FOR one former Beijing policeman, memories of the 1989 Tiananmen Square protests that crescendoed to the brutal military crackdown are still sharp: standing, arms interlocked with other police, staring down student demonstrators, using weapons for the first time, and mounting machine guns on police station roofs out of fear of attack.
''If I were in the position of the government, I would have done the exact same thing,'' says the former officer about the Army's massacre of unarmed students and citizens on June 3 and 4.
Six years after being ordered to turn on their own citizens, China's security forces -- the People's Liberation Army, the paramilitary People's Armed Police (PAP), and the Public Security Bureau or police -- are as troubled and uneasy as the society they are pledged to preserve.
Still, in a moment of reflection, the former cop wonders about the fate of the student leaders and dissidents who fled China in the aftermath, especially Fang Lizhi, the astrophysicist who took refuge in the US Embassy and was later allowed to seek exile in the United States.
''He was so outspoken and brave to tell the truth,'' the 15-year police veteran, who resigned last year, says with admiration.
The police in China today are in a quandary.
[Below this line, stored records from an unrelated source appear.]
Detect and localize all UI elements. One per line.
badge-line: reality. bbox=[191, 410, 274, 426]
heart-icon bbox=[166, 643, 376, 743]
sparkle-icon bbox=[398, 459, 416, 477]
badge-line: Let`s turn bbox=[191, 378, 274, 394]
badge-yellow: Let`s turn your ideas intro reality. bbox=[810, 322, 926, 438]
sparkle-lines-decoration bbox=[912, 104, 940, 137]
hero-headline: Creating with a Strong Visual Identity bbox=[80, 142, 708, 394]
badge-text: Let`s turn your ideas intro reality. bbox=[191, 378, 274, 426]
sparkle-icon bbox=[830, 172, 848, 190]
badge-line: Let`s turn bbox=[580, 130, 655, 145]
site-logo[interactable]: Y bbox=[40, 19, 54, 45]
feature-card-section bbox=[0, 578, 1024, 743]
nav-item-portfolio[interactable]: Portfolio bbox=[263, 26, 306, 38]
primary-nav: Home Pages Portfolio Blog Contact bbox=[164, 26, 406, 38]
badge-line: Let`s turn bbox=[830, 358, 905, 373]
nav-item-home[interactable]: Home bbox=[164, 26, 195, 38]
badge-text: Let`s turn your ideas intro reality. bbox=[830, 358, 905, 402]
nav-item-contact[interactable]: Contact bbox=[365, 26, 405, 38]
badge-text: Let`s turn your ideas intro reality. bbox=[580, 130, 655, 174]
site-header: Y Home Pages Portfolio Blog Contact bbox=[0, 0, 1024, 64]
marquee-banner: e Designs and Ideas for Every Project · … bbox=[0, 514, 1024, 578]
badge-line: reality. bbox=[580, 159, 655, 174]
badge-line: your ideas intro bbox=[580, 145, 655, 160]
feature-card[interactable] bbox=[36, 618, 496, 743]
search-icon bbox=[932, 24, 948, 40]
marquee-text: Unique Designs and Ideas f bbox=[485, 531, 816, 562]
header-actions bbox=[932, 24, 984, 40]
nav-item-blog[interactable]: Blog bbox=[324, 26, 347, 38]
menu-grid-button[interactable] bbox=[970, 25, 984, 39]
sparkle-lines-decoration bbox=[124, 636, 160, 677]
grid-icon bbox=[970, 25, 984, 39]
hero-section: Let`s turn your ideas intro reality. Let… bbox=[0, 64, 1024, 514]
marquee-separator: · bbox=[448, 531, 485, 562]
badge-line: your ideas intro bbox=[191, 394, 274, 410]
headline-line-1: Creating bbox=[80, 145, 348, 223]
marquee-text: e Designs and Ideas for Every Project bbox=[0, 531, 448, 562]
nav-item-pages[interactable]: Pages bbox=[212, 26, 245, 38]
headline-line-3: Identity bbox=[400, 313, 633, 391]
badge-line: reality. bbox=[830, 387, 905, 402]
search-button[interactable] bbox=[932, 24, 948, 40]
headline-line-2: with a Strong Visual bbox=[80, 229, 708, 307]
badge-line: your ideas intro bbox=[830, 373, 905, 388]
Official corruption in China has become so pervasive, it has vitiated police relations with communities and darkened the daily lives of many Chinese. Increasingly, press reports claim, the Army is thrust into situations at odds with the police and is often needed to intervene in disputes between civilians and local police.
As the ruling Communists wrestle over succession to ailing leader Deng Xiaoping, the military, paramilitary, and secret police are poised as key powerbrokers in the struggle and divided by loyalties to rival politicians. At the same time, crime is overwhelming cities and rural areas and demoralizing and sweeping police into gambling, prostitution, and drugs.